Step 2: Close accounts.

Contact your financial institution for clear instructions on closing your account, obtaining a new debit or credit card and changing your login ID and password.

Step 3: Gather documentation.

You may be able to obtain financial restitution via a legal process, but documentation is required to support your case. This may include:

  • All written communication from the scammer
  • Documentation showing transactions related to the crime, e.g., bank statements, canceled checks, and receipts for money orders or cashier’s checks
  • Written notes of the actions you’ve taken through the reporting process. This includes phone logs that show whom you spoke to, when, and what was said about the crime. Don’t forget to add any written correspondence you receive as a result of the communication.

Step 4: Make a formal report.

In addition to your credit card company or financial institution, there may be other entities that you should alert:

  • Contact local law enforcement and your state’s attorney general. You will likely need a police report to file an insurance claim, submit a fraud alert to a credit bureau, or to comply with a request for evidence from your credit card company.
  • Contact each of the major credit bureaus to add a fraud alert request to your file.
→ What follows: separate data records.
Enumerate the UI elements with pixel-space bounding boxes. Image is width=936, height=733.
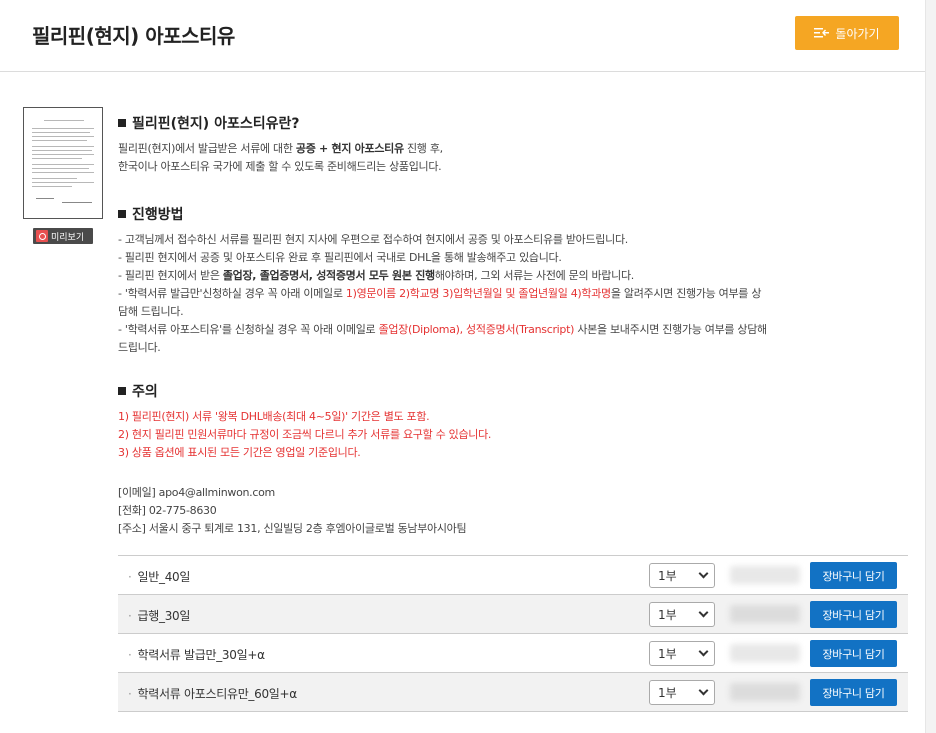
notice-title: 주의 [118,382,491,402]
option-row: · 급행_30일 1부 장바구니 담기 [118,595,908,634]
option-name: · 학력서류 발급만_30일+α [128,648,265,662]
option-row: · 학력서류 발급만_30일+α 1부 장바구니 담기 [118,634,908,673]
option-name: · 학력서류 아포스티유만_60일+α [128,687,297,701]
quantity-select[interactable]: 1부 [649,563,715,588]
quantity-select[interactable]: 1부 [649,602,715,627]
preview-button-label: 미리보기 [51,232,85,243]
page-title: 필리핀(현지) 아포스티유 [32,24,235,48]
process-section: 진행방법 - 고객님께서 접수하신 서류를 필리핀 현지 지사에 우편으로 접수… [118,205,893,357]
notice-text: 1) 필리핀(현지) 서류 '왕복 DHL배송(최대 4~5일)' 기간은 별도… [118,410,492,459]
intro-title: 필리핀(현지) 아포스티유란? [118,114,443,134]
back-button-label: 돌아가기 [835,26,880,41]
chevron-down-icon [698,646,709,657]
price-blurred [730,683,800,701]
notice-section: 주의 1) 필리핀(현지) 서류 '왕복 DHL배송(최대 4~5일)' 기간은… [118,382,491,462]
option-name: · 급행_30일 [128,609,191,623]
back-button[interactable]: 돌아가기 [795,16,899,50]
chevron-down-icon [698,685,709,696]
price-blurred [730,605,800,623]
contact-phone: [전화] 02-775-8630 [118,504,217,517]
contact-info: [이메일] apo4@allminwon.com [전화] 02-775-863… [118,484,467,538]
preview-button[interactable]: 미리보기 [33,228,93,244]
quantity-select[interactable]: 1부 [649,680,715,705]
add-to-cart-button[interactable]: 장바구니 담기 [810,601,897,628]
price-blurred [730,566,800,584]
add-to-cart-button[interactable]: 장바구니 담기 [810,640,897,667]
option-name: · 일반_40일 [128,570,191,584]
contact-address: [주소] 서울시 중구 퇴계로 131, 신일빌딩 2층 후엠아이글로벌 동남부… [118,522,467,535]
intro-section: 필리핀(현지) 아포스티유란? 필리핀(현지)에서 발급받은 서류에 대한 공증… [118,114,443,176]
option-table: · 일반_40일 1부 장바구니 담기 · 급행_30일 1부 장바구니 담기 · 학… [118,555,908,712]
add-to-cart-button[interactable]: 장바구니 담기 [810,679,897,706]
add-to-cart-button[interactable]: 장바구니 담기 [810,562,897,589]
process-title: 진행방법 [118,205,893,225]
scrollbar[interactable] [925,0,936,733]
top-bar: 필리핀(현지) 아포스티유 돌아가기 [0,0,936,72]
price-blurred [730,644,800,662]
list-back-icon [814,27,830,39]
option-row: · 학력서류 아포스티유만_60일+α 1부 장바구니 담기 [118,673,908,712]
document-thumbnail[interactable] [23,107,103,219]
chevron-down-icon [698,568,709,579]
quantity-select[interactable]: 1부 [649,641,715,666]
preview-icon [36,230,48,242]
intro-text: 필리핀(현지)에서 발급받은 서류에 대한 공증 + 현지 아포스티유 진행 후… [118,142,443,173]
option-row: · 일반_40일 1부 장바구니 담기 [118,556,908,595]
contact-email: [이메일] apo4@allminwon.com [118,486,275,499]
process-text: - 고객님께서 접수하신 서류를 필리핀 현지 지사에 우편으로 접수하여 현지… [118,233,767,354]
chevron-down-icon [698,607,709,618]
A fraud alert prevents the opening of new lines of credit.
  • If the fraud is related to a financial product or service, you may wish to file a complaint with the Consumer Financial Protection Bureau.
  • If the scammer sent you a check or other communication via the United States Mail, contact the United States Postal Inspection Service.
  • File a complaint with the Federal Trade Commission (FTC) or the FBI Internet Crime Complaint Center, as applicable.